We are also referred to McDermaid v. Russell, 41 Ill. 489, where the court said: “The affidavit of non-residence does not appear to have been sworn to before any officer. For that omission it was no affidavit, and gave no authority to the court to enter an order for publication.” No copy of the affidavit is given, and nothing appears to show how it appeared that no oath was administered. See, also, Bickerdike v. Allen, 157 Ill. 95.

The affidavit in this case begins with the names of the parties, and then follows, “being duly sworn, each for himself and herself, says.” They are referred to as “affiants” in the body of the instrument a number of times, and the same concludes, “and affiants make this affidavit,” and their names are signed. The oath of the attorney, Williams, is properly authenticated, but not so the oaths of the Schoenfields. The record in the recorder’s office then disclosed, or at least contained the statement, that all the parties were sworn, but failed to show the evidence of the officer who administered the oaths to two of them. Is this such an affidavit as the statute contemplates, or is it void as to creditors because the evidence that the oath was actually and duly administered was not preserved by a proper certificate of the officer attached? We have carefully examined all the cases in this court on the subject of defective affidavits to which we have been referred, and find that, as a general rule, they were held insufficient on account of defects in matters of substance, which could not be aided by parol. In McDermaid v. Russell, supra, it does not appear that there was any evidence that the affidavit was sworn to. But the case is different here. We think enough appears in the record, no objection being made to the substance of the affidavit, to show a substantial compliance with the statute, upon proof being made of the truth of the statement in the affidavit that the affiants were duly sworn,—that is, that the statements contained in the instrument were made on their respective oaths.

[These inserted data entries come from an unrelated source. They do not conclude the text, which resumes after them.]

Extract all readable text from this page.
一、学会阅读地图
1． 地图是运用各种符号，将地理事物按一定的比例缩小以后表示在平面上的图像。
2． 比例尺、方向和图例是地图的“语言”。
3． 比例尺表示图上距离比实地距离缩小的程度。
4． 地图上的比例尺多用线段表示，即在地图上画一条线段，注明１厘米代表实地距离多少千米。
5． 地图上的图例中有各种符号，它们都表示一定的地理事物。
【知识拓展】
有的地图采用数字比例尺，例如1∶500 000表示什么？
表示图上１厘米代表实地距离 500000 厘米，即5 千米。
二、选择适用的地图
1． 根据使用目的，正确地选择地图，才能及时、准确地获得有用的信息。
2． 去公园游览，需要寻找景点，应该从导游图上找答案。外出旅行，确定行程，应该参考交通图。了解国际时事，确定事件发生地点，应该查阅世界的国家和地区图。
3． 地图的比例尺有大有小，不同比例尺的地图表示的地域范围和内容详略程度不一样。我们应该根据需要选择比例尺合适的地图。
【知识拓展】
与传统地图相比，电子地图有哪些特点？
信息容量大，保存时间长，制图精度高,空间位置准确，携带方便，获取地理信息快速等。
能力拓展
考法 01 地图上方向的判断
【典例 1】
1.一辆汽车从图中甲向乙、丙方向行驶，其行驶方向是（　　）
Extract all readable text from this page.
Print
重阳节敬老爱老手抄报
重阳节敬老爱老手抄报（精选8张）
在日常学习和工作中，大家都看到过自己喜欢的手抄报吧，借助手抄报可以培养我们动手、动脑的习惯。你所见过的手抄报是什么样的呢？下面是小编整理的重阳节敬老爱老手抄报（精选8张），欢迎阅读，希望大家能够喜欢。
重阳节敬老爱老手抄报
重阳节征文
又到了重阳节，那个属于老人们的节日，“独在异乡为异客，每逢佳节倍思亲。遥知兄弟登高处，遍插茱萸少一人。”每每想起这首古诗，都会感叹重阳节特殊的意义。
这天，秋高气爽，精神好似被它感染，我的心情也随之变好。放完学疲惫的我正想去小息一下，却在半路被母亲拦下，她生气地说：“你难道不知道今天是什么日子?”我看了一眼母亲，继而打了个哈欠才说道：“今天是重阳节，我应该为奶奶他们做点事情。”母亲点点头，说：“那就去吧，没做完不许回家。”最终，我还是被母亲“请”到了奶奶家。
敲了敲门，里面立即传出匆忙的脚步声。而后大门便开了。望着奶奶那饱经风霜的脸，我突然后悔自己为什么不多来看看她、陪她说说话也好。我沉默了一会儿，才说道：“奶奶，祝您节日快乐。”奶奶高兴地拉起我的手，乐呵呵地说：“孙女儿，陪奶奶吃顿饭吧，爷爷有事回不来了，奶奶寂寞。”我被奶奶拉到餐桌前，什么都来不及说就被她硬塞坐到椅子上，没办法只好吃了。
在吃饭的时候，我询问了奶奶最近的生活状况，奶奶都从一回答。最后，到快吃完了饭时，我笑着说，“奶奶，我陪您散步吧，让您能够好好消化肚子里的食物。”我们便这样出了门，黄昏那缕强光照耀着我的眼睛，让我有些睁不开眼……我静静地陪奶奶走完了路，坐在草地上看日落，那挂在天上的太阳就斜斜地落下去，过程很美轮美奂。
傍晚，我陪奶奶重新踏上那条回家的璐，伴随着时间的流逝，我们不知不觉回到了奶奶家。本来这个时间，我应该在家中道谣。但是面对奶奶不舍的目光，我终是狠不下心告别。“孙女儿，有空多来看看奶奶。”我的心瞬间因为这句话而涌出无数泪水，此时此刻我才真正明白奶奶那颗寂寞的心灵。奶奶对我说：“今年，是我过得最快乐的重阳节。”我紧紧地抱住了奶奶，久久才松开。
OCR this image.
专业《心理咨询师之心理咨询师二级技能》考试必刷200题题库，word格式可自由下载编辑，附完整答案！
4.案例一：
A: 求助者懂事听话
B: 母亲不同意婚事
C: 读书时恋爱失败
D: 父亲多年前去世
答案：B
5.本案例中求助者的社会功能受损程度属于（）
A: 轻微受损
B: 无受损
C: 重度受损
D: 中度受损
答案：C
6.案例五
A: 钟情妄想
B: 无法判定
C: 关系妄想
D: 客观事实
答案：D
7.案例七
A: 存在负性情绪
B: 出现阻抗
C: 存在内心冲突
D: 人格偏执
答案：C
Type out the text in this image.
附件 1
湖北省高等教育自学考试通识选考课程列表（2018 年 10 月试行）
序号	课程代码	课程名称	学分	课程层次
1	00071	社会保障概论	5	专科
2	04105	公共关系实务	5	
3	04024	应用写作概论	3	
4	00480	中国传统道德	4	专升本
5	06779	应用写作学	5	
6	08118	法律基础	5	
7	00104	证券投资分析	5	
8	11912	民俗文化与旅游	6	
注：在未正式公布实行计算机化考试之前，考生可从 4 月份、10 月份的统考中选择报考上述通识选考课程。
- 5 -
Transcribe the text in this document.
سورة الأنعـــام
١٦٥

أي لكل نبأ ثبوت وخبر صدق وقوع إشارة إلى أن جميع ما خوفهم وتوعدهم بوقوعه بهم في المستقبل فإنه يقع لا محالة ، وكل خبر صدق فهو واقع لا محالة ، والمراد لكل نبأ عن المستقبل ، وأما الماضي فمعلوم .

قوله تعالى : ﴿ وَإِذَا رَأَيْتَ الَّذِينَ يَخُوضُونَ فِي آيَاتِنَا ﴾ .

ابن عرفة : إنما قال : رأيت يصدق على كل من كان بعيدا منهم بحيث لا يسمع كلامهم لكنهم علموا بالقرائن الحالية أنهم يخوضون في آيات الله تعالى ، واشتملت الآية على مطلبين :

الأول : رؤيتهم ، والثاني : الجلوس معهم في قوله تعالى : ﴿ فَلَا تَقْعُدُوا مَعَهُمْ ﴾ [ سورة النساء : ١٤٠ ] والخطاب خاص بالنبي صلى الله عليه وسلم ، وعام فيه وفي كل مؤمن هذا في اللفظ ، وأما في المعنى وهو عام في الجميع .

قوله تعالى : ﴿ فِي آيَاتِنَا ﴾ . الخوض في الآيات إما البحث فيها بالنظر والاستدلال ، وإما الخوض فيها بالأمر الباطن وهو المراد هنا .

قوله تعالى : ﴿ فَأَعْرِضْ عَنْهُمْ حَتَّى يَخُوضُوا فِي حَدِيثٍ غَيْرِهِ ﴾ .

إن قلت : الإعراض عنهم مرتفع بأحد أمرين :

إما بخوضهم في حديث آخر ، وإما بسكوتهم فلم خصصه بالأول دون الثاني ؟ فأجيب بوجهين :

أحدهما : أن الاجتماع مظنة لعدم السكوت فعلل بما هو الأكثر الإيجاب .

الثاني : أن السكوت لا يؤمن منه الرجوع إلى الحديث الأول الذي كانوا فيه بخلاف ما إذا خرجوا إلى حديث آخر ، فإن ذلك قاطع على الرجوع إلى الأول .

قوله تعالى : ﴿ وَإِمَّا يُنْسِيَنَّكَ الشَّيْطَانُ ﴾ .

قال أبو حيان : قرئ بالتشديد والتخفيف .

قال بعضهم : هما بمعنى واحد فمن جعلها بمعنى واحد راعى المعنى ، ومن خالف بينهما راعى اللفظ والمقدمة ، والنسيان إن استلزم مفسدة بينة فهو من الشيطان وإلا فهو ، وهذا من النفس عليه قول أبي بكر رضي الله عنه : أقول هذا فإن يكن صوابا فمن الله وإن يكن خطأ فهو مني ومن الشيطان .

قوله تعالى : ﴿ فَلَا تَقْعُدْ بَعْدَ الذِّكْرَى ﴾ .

We are of the opinion that the jurat or certificate of the officer administering the oath is not a necessary part of the affidavit, but that it may be shown aliunde that the statements contained in the instrument were in truth and in fact made as they purported to be,—on oath duly administered by an officer duly authorized. The statute prescribes no form for the affidavit, and makes no provision as to the form in which the evidence of the oath shall be preserved or made to ajjpear, but only requires that an affidavit shall be filed, etc. Of course, common prudence would dictate that a properly executed jurat, or certificate of the officer showing the oath, should be attached; but when attached it is not conclusive, but may be shown to be false, and if shown to be false, and that no oath was in fact administered, the instrument would not be an affidavit.

We are of the opinion that the record was sufficient to give notice to third persons that the alleged affidavit was made on oath, and that parol evidence was admissible on the trial to prove that the oath was actually taken. The judgment of the Appellate Court will therefore be affix med. Judgment affirmed.

Wilkin and Cartwright, JJ., dissenting.